Should you hire an attorney to help you with your ERISA Appeal?
If your claim for benefits under an ERISA plan is denied, you cannot immediately file a lawsuit to collect your benefits. Instead, you will be required to file at least one appeal with the very same company that denied your claim in the first place. While the insurance company is perfectly happy to allow you to conduct the appeal without the help of an attorney, by doing so, you might be handicapping your chances of winning a lawsuit if/when the company denies your appeal.

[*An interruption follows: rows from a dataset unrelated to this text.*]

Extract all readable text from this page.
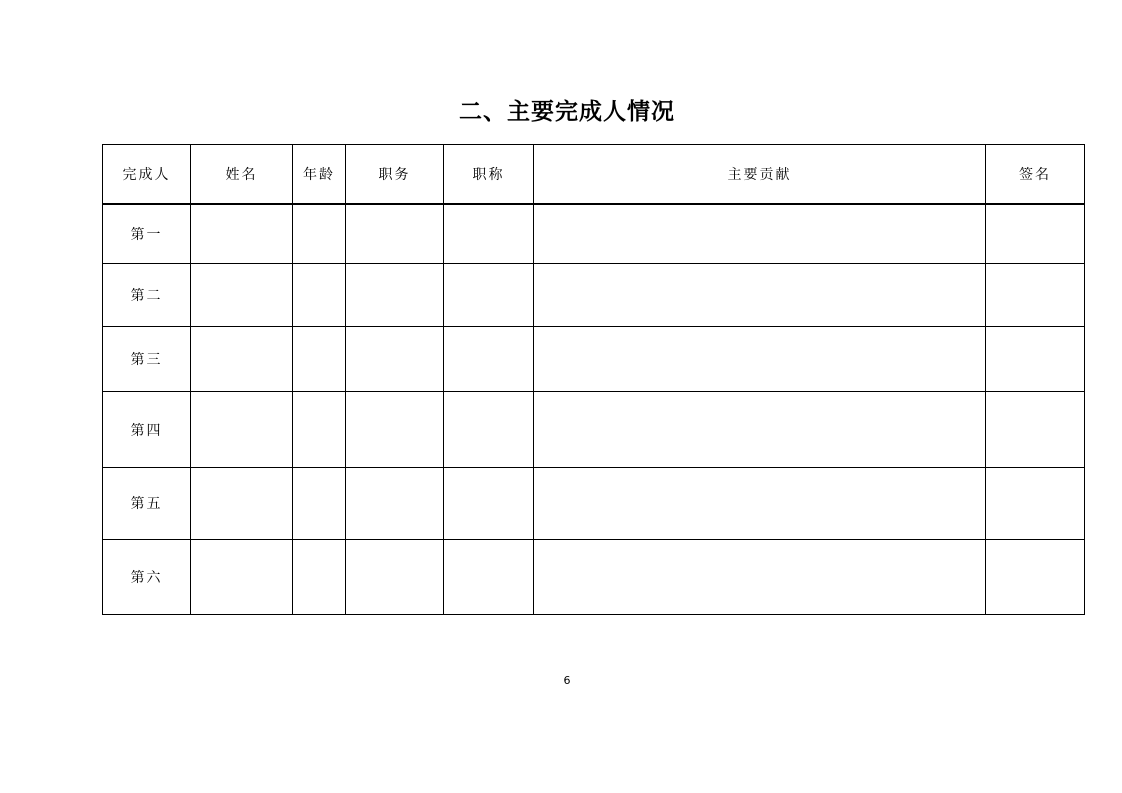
二、主要完成人情况
完成人	姓名	年龄	职务	职称	主要贡献	签名
第一						
第二						
第三						
第四						
第五						
第六						
6
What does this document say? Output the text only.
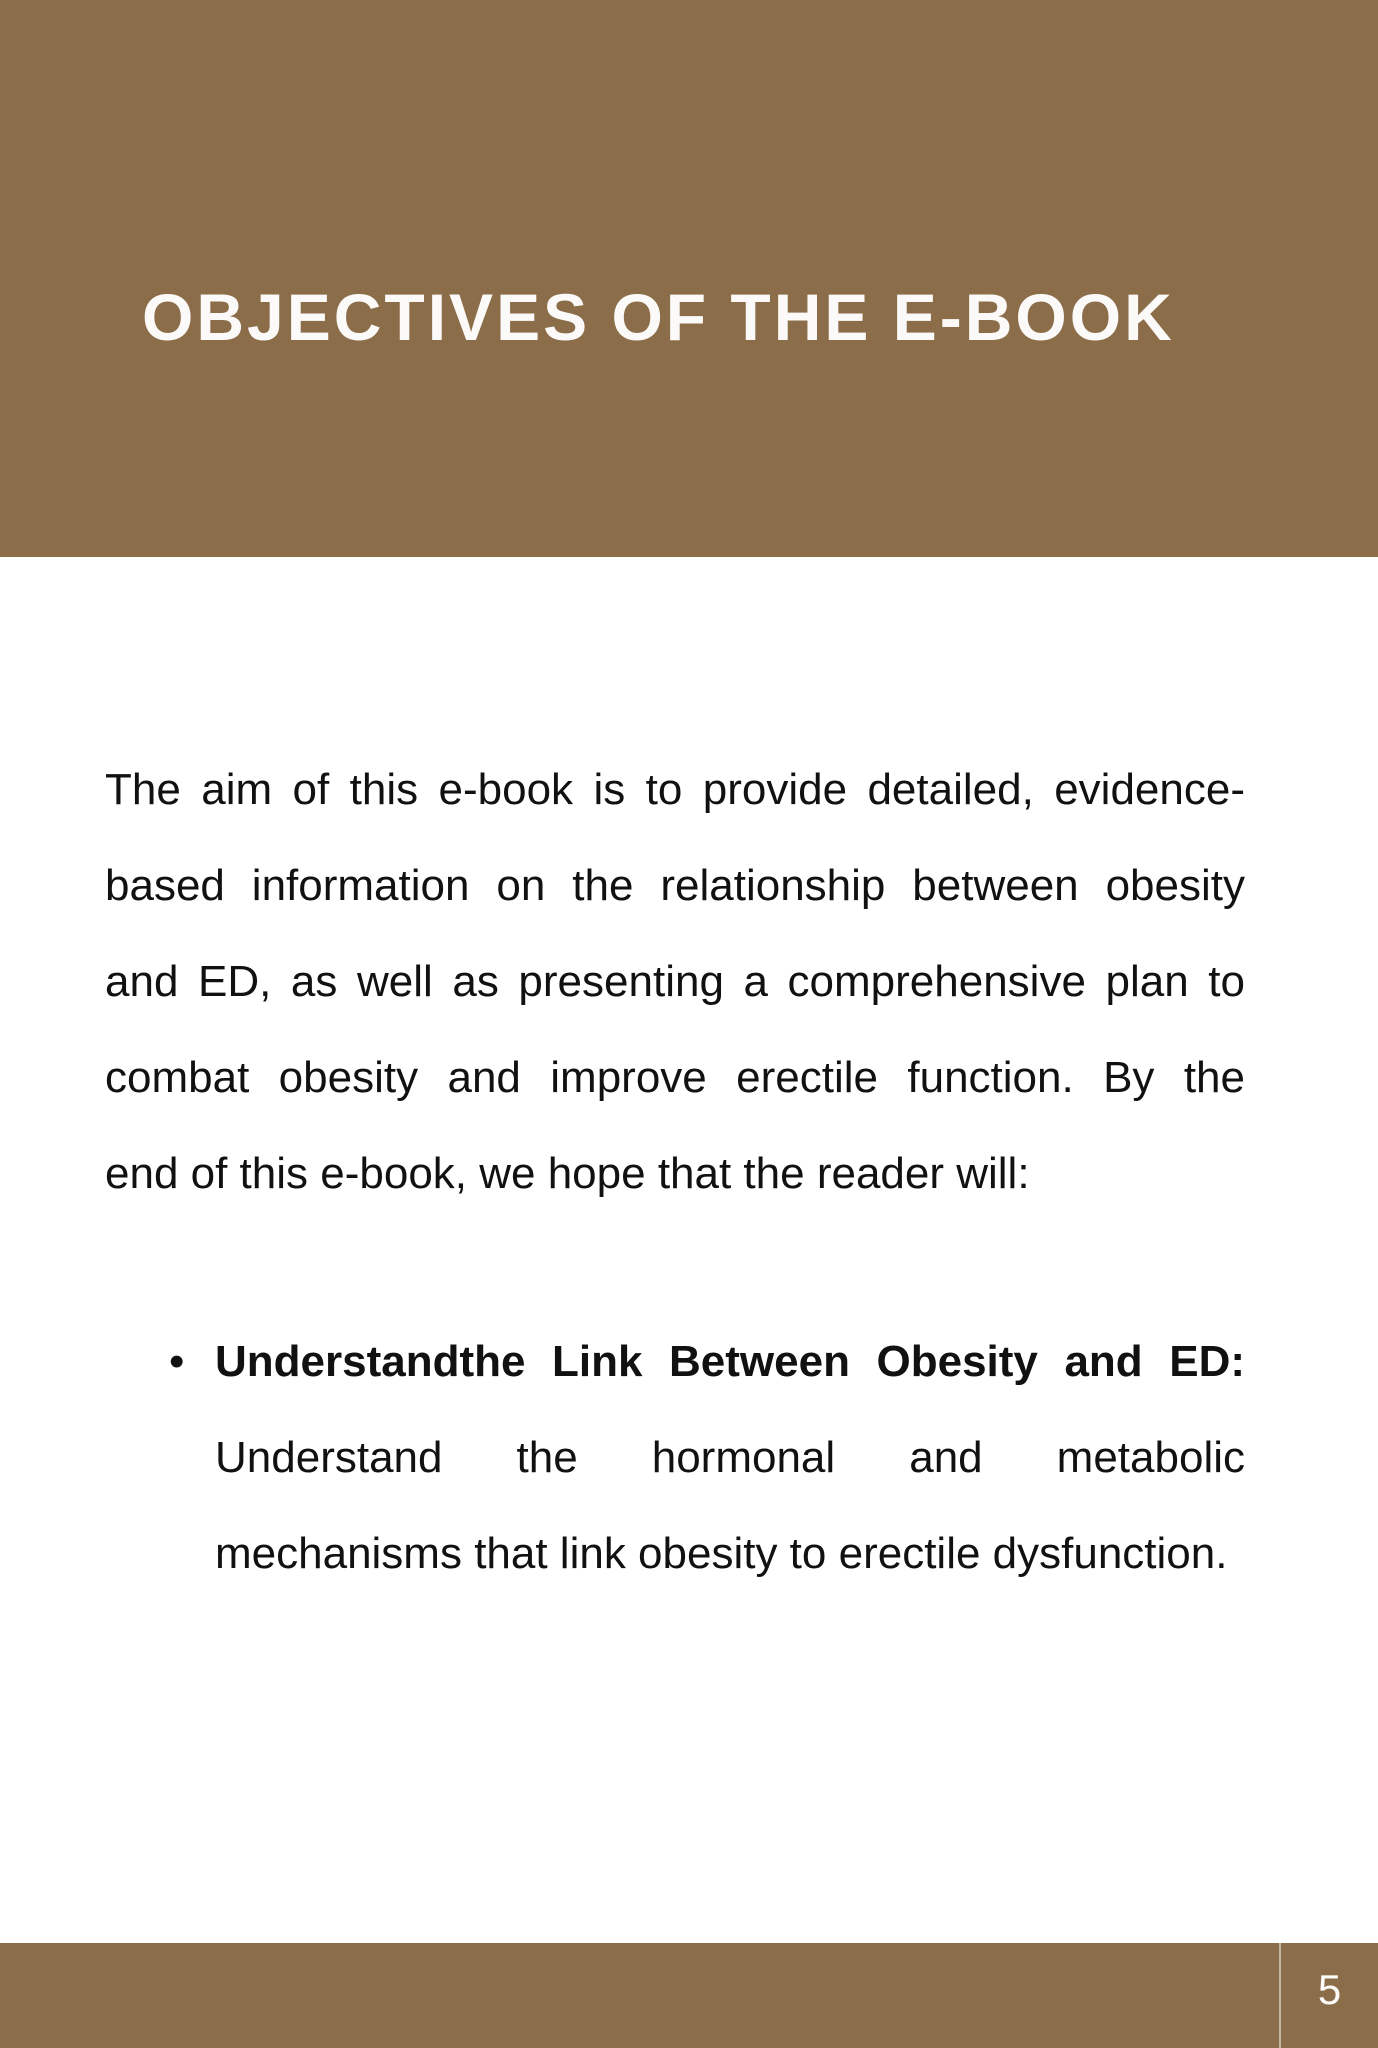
OBJECTIVES OF THE E-BOOK
The aim of this e-book is to provide detailed, evidence-
based information on the relationship between obesity
and ED, as well as presenting a comprehensive plan to
combat obesity and improve erectile function. By the
end of this e-book, we hope that the reader will:
• Understandthe Link Between Obesity and ED:
Understand the hormonal and metabolic
mechanisms that link obesity to erectile dysfunction.
5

When you appeal your claim for benefits, the insurance company NEVER TELLS YOU that you will not be allowed to use new evidence to support your claim in your lawsuit. In most cases, you will instead be limited to the documents in the insurance company’s file. Thus, the worst thing you can do is simply tell the insurance company that you disagree with their decision and would like to appeal. But if you hire an attorney who has strong experience handling ERISA matters, including litigating them, that attorney can help ensure that your file contains all of the documents and information that you will need in your lawsuit. An attorney can also help identify problems with the insurance company’s initial review, and make sure those problems are noted in the record for use in the litigation. In addition, when confronted with the arguments of experienced ERISA attorneys such as McKennon Law Group PC, the insurance company or plan administrator will often reverse itself and approve the claim for benefits.

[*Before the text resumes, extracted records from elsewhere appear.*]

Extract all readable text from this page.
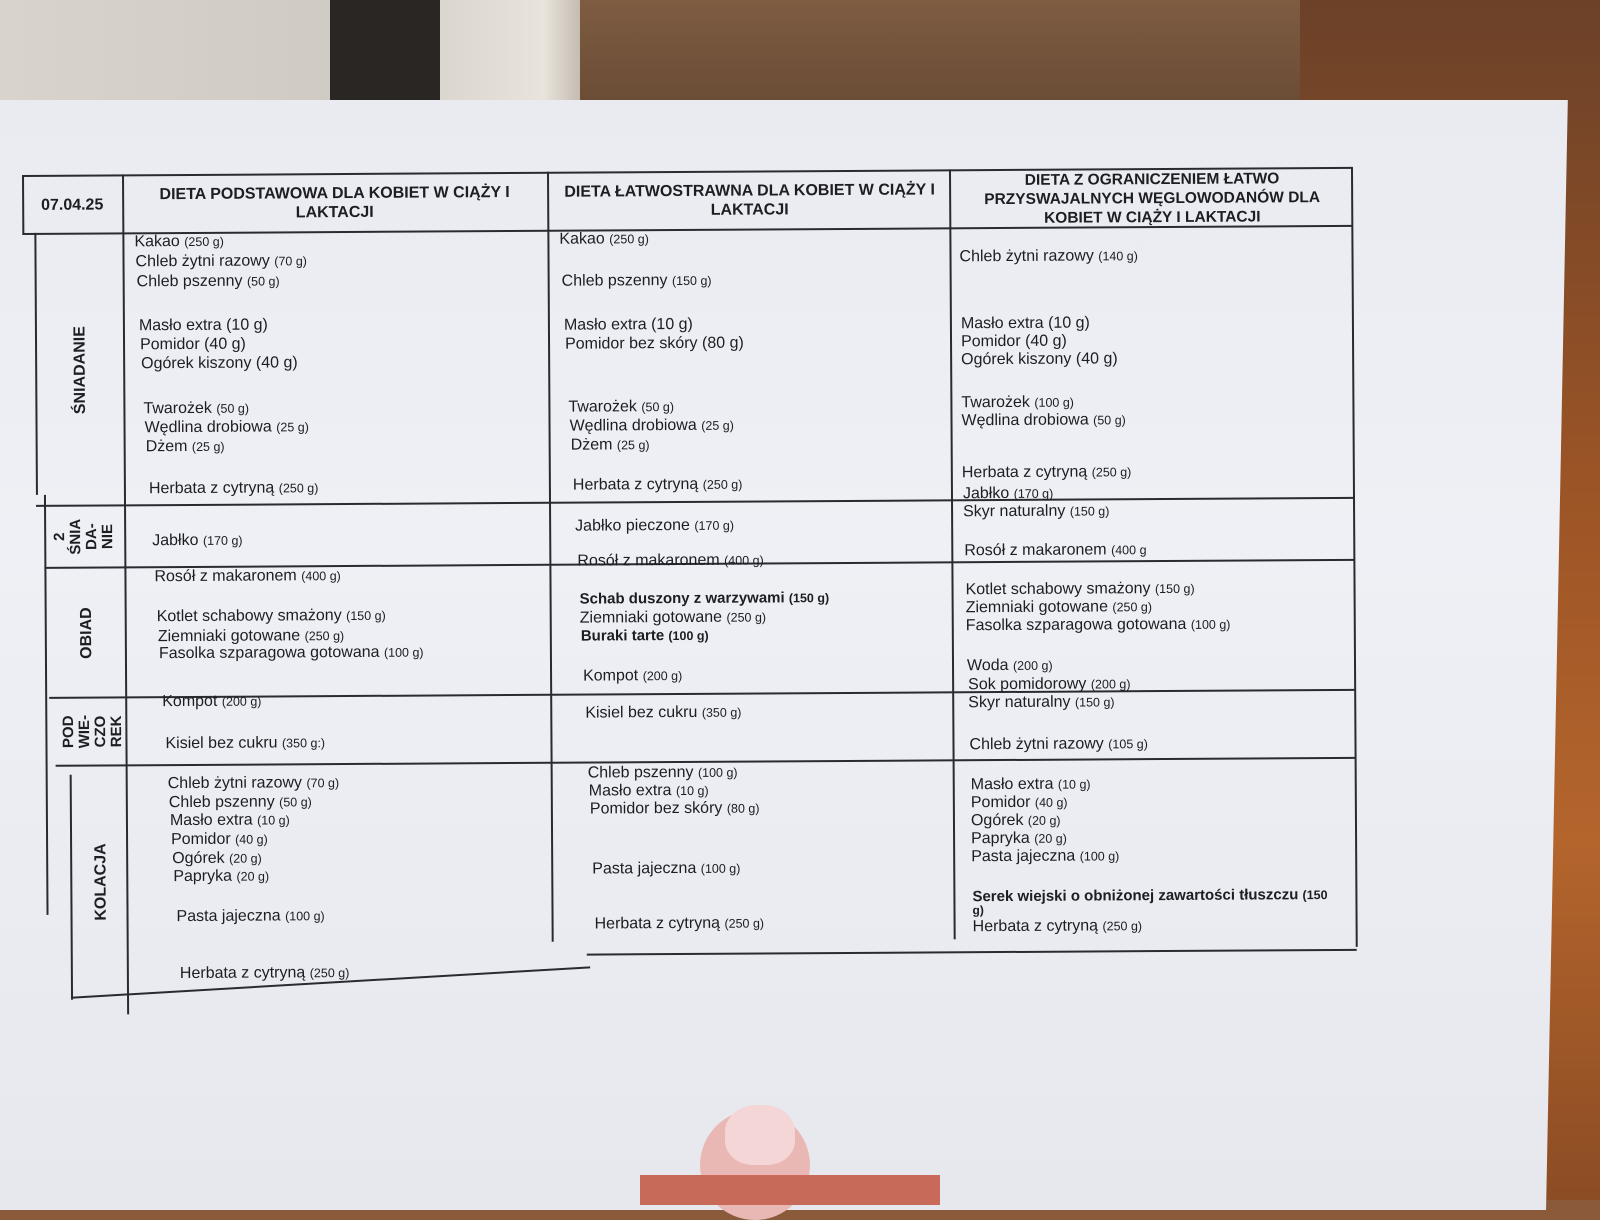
07.04.25
DIETA PODSTAWOWA DLA KOBIET W CIĄŻY I LAKTACJI
DIETA ŁATWOSTRAWNA DLA KOBIET W CIĄŻY I LAKTACJI
DIETA Z OGRANICZENIEM ŁATWO PRZYSWAJALNYCH WĘGLOWODANÓW DLA KOBIET W CIĄŻY I LAKTACJI
ŚNIADANIE
2
ŚNIA
DA-
NIE
OBIAD
POD
WIE-
CZO
REK
KOLACJA
Kakao (250 g)
Chleb żytni razowy (70 g)
Chleb pszenny (50 g)
Masło extra (10 g)
Pomidor (40 g)
Ogórek kiszony (40 g)
Twarożek (50 g)
Wędlina drobiowa (25 g)
Dżem (25 g)
Herbata z cytryną (250 g)
Jabłko (170 g)
Rosół z makaronem (400 g)
Kotlet schabowy smażony (150 g)
Ziemniaki gotowane (250 g)
Fasolka szparagowa gotowana (100 g)
Kompot (200 g)
Kisiel bez cukru (350 g:)
Chleb żytni razowy (70 g)
Chleb pszenny (50 g)
Masło extra (10 g)
Pomidor (40 g)
Ogórek (20 g)
Papryka (20 g)
Pasta jajeczna (100 g)
Herbata z cytryną (250 g)
Kakao (250 g)
Chleb pszenny (150 g)
Masło extra (10 g)
Pomidor bez skóry (80 g)
Twarożek (50 g)
Wędlina drobiowa (25 g)
Dżem (25 g)
Herbata z cytryną (250 g)
Jabłko pieczone (170 g)
Rosół z makaronem (400 g)
Schab duszony z warzywami (150 g)
Ziemniaki gotowane (250 g)
Buraki tarte (100 g)
Kompot (200 g)
Kisiel bez cukru (350 g)
Chleb pszenny (100 g)
Masło extra (10 g)
Pomidor bez skóry (80 g)
Pasta jajeczna (100 g)
Herbata z cytryną (250 g)
Chleb żytni razowy (140 g)
Masło extra (10 g)
Pomidor (40 g)
Ogórek kiszony (40 g)
Twarożek (100 g)
Wędlina drobiowa (50 g)
Herbata z cytryną (250 g)
Jabłko (170 g)
Skyr naturalny (150 g)
Rosół z makaronem (400 g
Kotlet schabowy smażony (150 g)
Ziemniaki gotowane (250 g)
Fasolka szparagowa gotowana (100 g)
Woda (200 g)
Sok pomidorowy (200 g)
Skyr naturalny (150 g)
Chleb żytni razowy (105 g)
Masło extra (10 g)
Pomidor (40 g)
Ogórek (20 g)
Papryka (20 g)
Pasta jajeczna (100 g)
Serek wiejski o obniżonej zawartości tłuszczu (150
g)
Herbata z cytryną (250 g)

Accordingly, when confronted with ERISA insurance claims appeals under a disability, life insurance or annuity plan governed by ERISA, the best thing you can do to increase your chances on appeal is hire an experienced ERISA attorney to help you through the process.
Who may sue to enforce ERISA’s remedies?
Only a plan participant, beneficiary or fiduciary may sue.
Who may be sued when ERISA applies?
An action to recover benefits or enforce rights under the plan (29 USC § 1132(a)(1)(B)) lies against the plan itself or against the plan administrator (the person or entity designated by the plan) and against the claims administrator (typically the insurer that issued the group policy).
Are jury trials allowed in ERISA actions?
No. There is generally no right to a jury trial in ERISA actions. Rather, the “trial” is generally a hearing before the court based on the Administrative Record and, in some cases, evidence the court allows outside of the Administrative Record.
What remedies are available to ERISA plan participants in an action for benefits under the plan?
ERISA provides an exclusive remedial scheme for insureds who have been denied benefits. A plan participant may sue “to recover benefits due to him under the terms of his plan, to enforce his rights under the terms of the plan, or to clarify his rights to future benefits under the terms of the plan.” 29 U.S.C. § 1132(a)(1)(B). In addition, they may be entitled to attorney fees and interest, but these are discretionary. 29 USC § 1132(g). There is a presumption in favor of a fee award to successful ERISA plaintiffs “unless special circumstances would render such an award unjust.” McElwaine v. US West, Inc., 176 F.3d 1167, 1172 (9th Cir. 1999).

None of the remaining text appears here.